The formidable level of external debt is attributed to rising interest payments, shorter loan maturities, and repayments for several mega projects, all of which weigh on public finances. After announcing a mammoth budget of Tk 9,38,000 crore, the finance minister has said that the government is determined to shift Bangladesh from a debt-driven economy to an investment-led one, which is essential for sustainable growth. He has talked about overhauling the public financial architecture to fund the budget and minimise the debt burden on the economy. At a Centre for Policy Dialogue (CPD) event, he stated that the country should not keep looking towards the World Bank, International Monetary Fund (IMF), and Asian Development Bank (ADB) and instead restructure our own public financing.
While these words are meant to reassure, the sheer amount of foreign debt burden, accumulated over the years and now due for payment, cannot help but be a cause for worry.
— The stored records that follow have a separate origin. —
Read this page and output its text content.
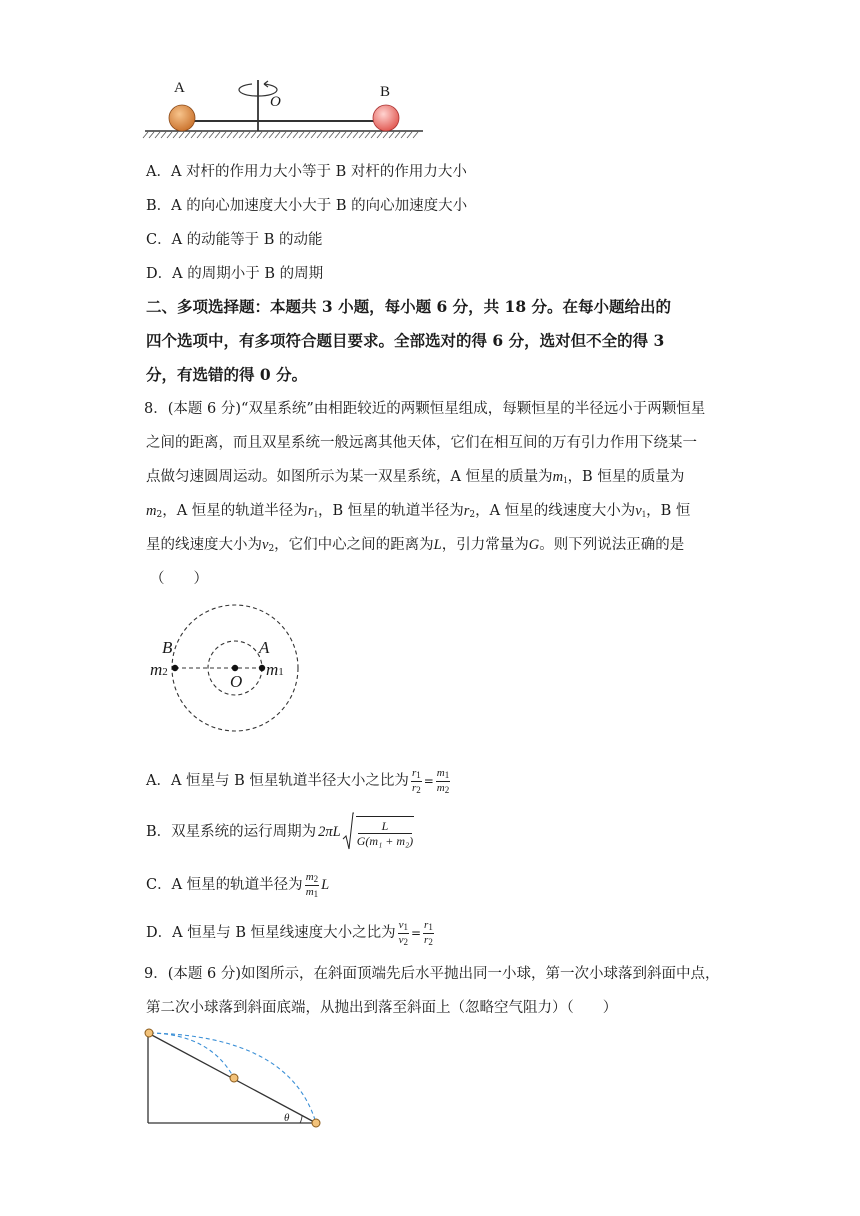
A
O
B
A．A 对杆的作用力大小等于 B 对杆的作用力大小
B．A 的向心加速度大小大于 B 的向心加速度大小
C．A 的动能等于 B 的动能
D．A 的周期小于 B 的周期
二、多项选择题：本题共 3 小题，每小题 6 分，共 18 分。在每小题给出的
四个选项中，有多项符合题目要求。全部选对的得 6 分，选对但不全的得 3
分，有选错的得 0 分。
8．(本题 6 分)“双星系统”由相距较近的两颗恒星组成，每颗恒星的半径远小于两颗恒星
之间的距离，而且双星系统一般远离其他天体，它们在相互间的万有引力作用下绕某一
点做匀速圆周运动。如图所示为某一双星系统，A 恒星的质量为$m_1$，B 恒星的质量为
$m_2$，A 恒星的轨道半径为$r_1$，B 恒星的轨道半径为$r_2$，A 恒星的线速度大小为$v_1$，B 恒
星的线速度大小为$v_2$，它们中心之间的距离为L，引力常量为G。则下列说法正确的是
（　　）
B	A
m2	m1
O
A．A 恒星与 B 恒星轨道半径大小之比为 $\frac{r_1}{r_2} = \frac{m_1}{m_2}$
B．双星系统的运行周期为 $2\pi L \frac{L}{\text{G(m₁ + m₂)}}$
C．A 恒星的轨道半径为 $\frac{m_2}{m_1}$ L
D．A 恒星与 B 恒星线速度大小之比为 $\frac{v_1}{v_2} = \frac{r_1}{r_2}$
9．(本题 6 分)如图所示，在斜面顶端先后水平抛出同一小球，第一次小球落到斜面中点，
第二次小球落到斜面底端，从抛出到落至斜面上（忽略空气阻力）（　　）
θ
How are we going to pay off the existing dues?
Fiscal analysts believe that both expenditure composition and revenue mobilisation must go hand in hand. Which means increasing the revenue-to-GDP ratio is essential. Bangladesh’s tax-to-GDP ratio, among the lowest in the world, must be improved. The current government is considered to be business-friendly, but this should not deter it from improving income tax collection from higher earners, especially corporations.
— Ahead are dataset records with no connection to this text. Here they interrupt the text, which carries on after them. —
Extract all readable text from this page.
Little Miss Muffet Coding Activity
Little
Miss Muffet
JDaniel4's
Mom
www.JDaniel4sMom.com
External borrowing must be far more cautious and conservative than in the past. During the AL regime, jumping into innumerable exorbitant mega projects without proper assessments led to this punishing debt burden. The Karnaphuli Tunnel, for instance, which cost Tk 10,689.42 crore, is considered one such project built without a proper feasibility study. This has led to huge losses and an interest payment on the $705 million loan taken from China for the tunnel. The government must therefore take lessons from the AL government’s blunders and ensure that all future borrowing focuses on projects with strong economic returns. Policies must rebuild foreign exchange reserves and encourage remittances through formal channels. Besides, a credible monetary policy must be in place. Export diversification must be prioritised by expanding sectors other than ready-made garments—such as pharmaceuticals, leather, and IT services.
The government must also attract foreign direct investment to reduce dependence on external debt by simplifying regulations, improving energy reliability, and developing special economic zones. Above all, the government’s ability to manage external debt efficiently will largely depend on its political will to drastically clamp down on corruption in all its ministries and institutions, borrow strategically, spend wisely and tax fairly.